While MPXV doesn’t spread easily between people, it can happen as a result of:

  • skin-to-skin contact during intimate or sexual contact with rashes, bodily fluids (such as fluid, pus or blood from skin lesions), or scabs on the skin
  • coming in contact with ulcers, lesions or sores in the mouth — the virus can spread through saliva
  • coming into contact with objects such as clothing, towels or bed linen of a person who has MPXV

People are urged to keep contact details of their sexual partners to assist with contact tracing so any outbreaks can be minimised and managed. The Smartraveller website also provides MPXV information for travellers.

MPXV is not considered a sexually transmissible infection (STI), though transmission can occur through intimate physical contact during sex.

What are the symptoms of monkeypox/MPXV

MPXV typically begins with symptoms similar to COVID-19 or the flu.

MPXV symptoms usually appear between 6 to 13 days after exposure but can sometimes take longer. Symptoms can last from 2 to 4 weeks. Most people fully recover during this time without need for treatment.

Symptoms of MPXV include:

  • swollen lymph nodes
  • fever/chills
  • headache
  • muscle aches/back pain/joint pain
  • low energy/exhaustion
  • skin rash or lesions

Following the onset of initial symptoms a rash can develop on the mouth, cock, arse, vagina or front-hole.

MPXV rash can sometimes be mistaken for the rashes occuring with chickenpox, herpes or syphilis.

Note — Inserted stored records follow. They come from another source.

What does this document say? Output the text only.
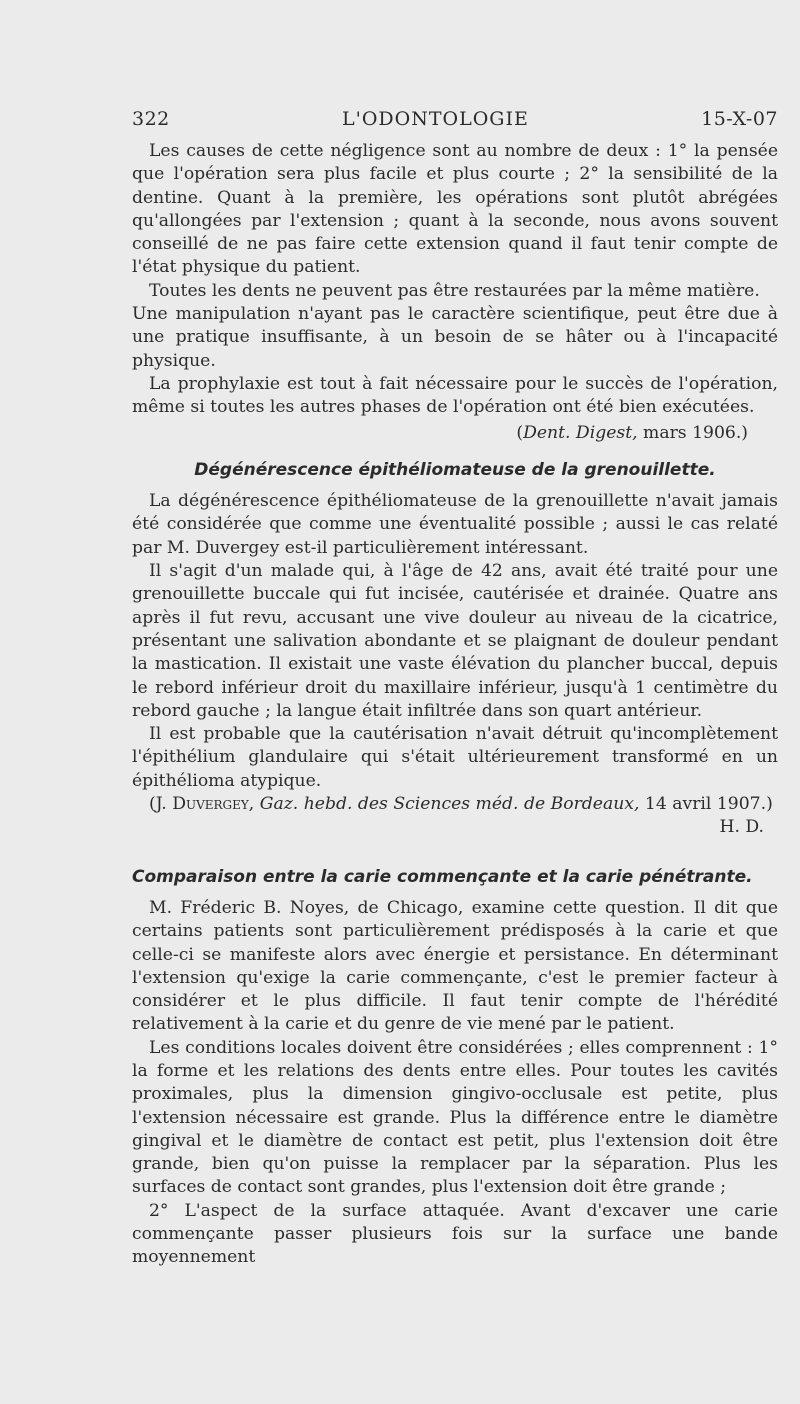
322	L'ODONTOLOGIE	15-X-07

Les causes de cette négligence sont au nombre de deux : 1° la pensée que l'opération sera plus facile et plus courte ; 2° la sensibilité de la dentine. Quant à la première, les opérations sont plutôt abrégées qu'allongées par l'extension ; quant à la seconde, nous avons souvent conseillé de ne pas faire cette extension quand il faut tenir compte de l'état physique du patient.

Toutes les dents ne peuvent pas être restaurées par la même matière.

Une manipulation n'ayant pas le caractère scientifique, peut être due à une pratique insuffisante, à un besoin de se hâter ou à l'incapacité physique.

La prophylaxie est tout à fait nécessaire pour le succès de l'opération, même si toutes les autres phases de l'opération ont été bien exécutées.

(Dent. Digest, mars 1906.)
Dégénérescence épithéliomateuse de la grenouillette.

La dégénérescence épithéliomateuse de la grenouillette n'avait jamais été considérée que comme une éventualité possible ; aussi le cas relaté par M. Duvergey est-il particulièrement intéressant.

Il s'agit d'un malade qui, à l'âge de 42 ans, avait été traité pour une grenouillette buccale qui fut incisée, cautérisée et drainée. Quatre ans après il fut revu, accusant une vive douleur au niveau de la cicatrice, présentant une salivation abondante et se plaignant de douleur pendant la mastication. Il existait une vaste élévation du plancher buccal, depuis le rebord inférieur droit du maxillaire inférieur, jusqu'à 1 centimètre du rebord gauche ; la langue était infiltrée dans son quart antérieur.

Il est probable que la cautérisation n'avait détruit qu'incomplètement l'épithélium glandulaire qui s'était ultérieurement transformé en un épithélioma atypique.

(J. Duvergey, Gaz. hebd. des Sciences méd. de Bordeaux, 14 avril 1907.)

H. D.
Comparaison entre la carie commençante et la carie pénétrante.

M. Fréderic B. Noyes, de Chicago, examine cette question. Il dit que certains patients sont particulièrement prédisposés à la carie et que celle-ci se manifeste alors avec énergie et persistance. En déterminant l'extension qu'exige la carie commençante, c'est le premier facteur à considérer et le plus difficile. Il faut tenir compte de l'hérédité relativement à la carie et du genre de vie mené par le patient.

Les conditions locales doivent être considérées ; elles comprennent : 1° la forme et les relations des dents entre elles. Pour toutes les cavités proximales, plus la dimension gingivo-occlusale est petite, plus l'extension nécessaire est grande. Plus la différence entre le diamètre gingival et le diamètre de contact est petit, plus l'extension doit être grande, bien qu'on puisse la remplacer par la séparation. Plus les surfaces de contact sont grandes, plus l'extension doit être grande ;

2° L'aspect de la surface attaquée. Avant d'excaver une carie commençante passer plusieurs fois sur la surface une bande moyennement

People who develop any of these symptoms, should self-isolate and seek medical advice immediately. Call ahead before attending a doctor or sexual health service.

How dangerous is MPXV?

Cases of MPXV are usually mild. However, in some situations such as undiagnosed HIV, MPXV may cause serious illness. The chance of severe disease or death is more likely among children.

Evidence around how MPXV impacts or interacts with HIV remains limited. The current outbreaks may provide new knowledge about its impact and transmission.

What to do if you have MPXV symptoms

Anyone with concerns or symptoms — particularly a rash — should seek medical advice. Contact a doctor/GP or sexual health centre with information about your situation before visiting and request a telehealth appointment where possible.

If you have symptoms, it’s best to self-isolate to prevent the virus from spreading to other people.

“As most cases of MPXV are mild medical treatment is not usually required.”

See this article for information on finding an LGBTQ+ friendly doctor.

Can MPXV be cured?

MPXV is typically a self-limiting disease. That means it will usually clear up by itself in a few weeks, just like other infections such as the common cold.

As most cases of MPXV are mild, medical treatment is not usually required. For people with compromised immune systems at greater risk of serious illness, treatments for MPXV are under investigation.

The Australian Government Department of Health reports that “Australia has a vaccine and a treatment available and other options are being considered by states and territories.”

Guidance on the use of vaccines and treatments for MPXV in Australia is currently being developed by medical experts.